The Cybersecurity Information Sharing Act of 2014 is going to be marked up today by the Senate Intelligence Committee. The leading co-sponsors of the bill, Senator Dianne Feinstein (D-CA) and Senator Saxby Chambliss (R-GA) are the Chair and Vice-Chair of the Senate Intelligence Committee. As with most Intelligence Committee mark ups, this one will be held secretly, thus depriving the public of much information about the matters the Committee considered. The Committee also held a June 19, 2014 hearing on the bill that was conducted secretly. However, to its credit, Committee staff released a discussion draft of the bill in April, and a subsequent discussion draft in June, enabling public comment.

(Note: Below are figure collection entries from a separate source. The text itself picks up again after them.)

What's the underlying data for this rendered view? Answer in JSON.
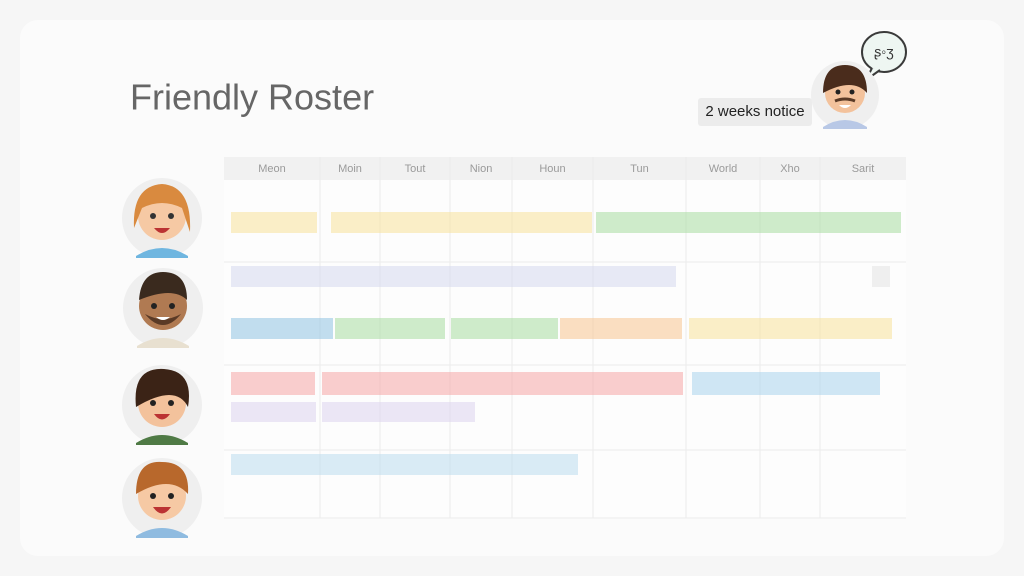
{
  "header": {
    "title": "Friendly Roster",
    "notice": "2 weeks notice"
  },
  "table": {
    "columns": [
      "Meon",
      "Moin",
      "Tout",
      "Nion",
      "Houn",
      "Tun",
      "World",
      "Xho",
      "Sarit"
    ]
  }
}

As compared to the Cybersecurity Act the Senate considered in July 2012, the bill would dismantle many hard-fought privacy protections that had improved that legislation as it moved to the Senate floor. Indeed, the bill seems to disregard the revelations about surveillance conducted by the National Security Agency and includes no new civil liberties protections responsive to those disclosures. In short, the bill:
- Fails to address recently disclosed cybersecurity-related conduct of the NSA, some of which undermines cybersecurity;
- Requires that any cyber threat indicators a company shares with many federal agencies will be immediately shared with multiple other federal agencies, including elements of the Department of Defense, which includes the NSA, thereby discouraging the very information sharing it would be enacted to permit;
- Risks turning the cybersecurity program it creates into a back door wiretap by authorizing use of cyber threat indicators for overly broad law enforcement purposes;
- Does not effectively require that personally identifiable information irrelevant to a cyber threat indicator be removed before information about the threat indicator is shared; and
- Authorizes broadly defined cybersecurity countermeasures and provides a good faith defense against claims that a countermeasure unlawfully damaged a network or stored information, encouraging reckless conduct that runs counter to the cybersecurity purpose of the bill.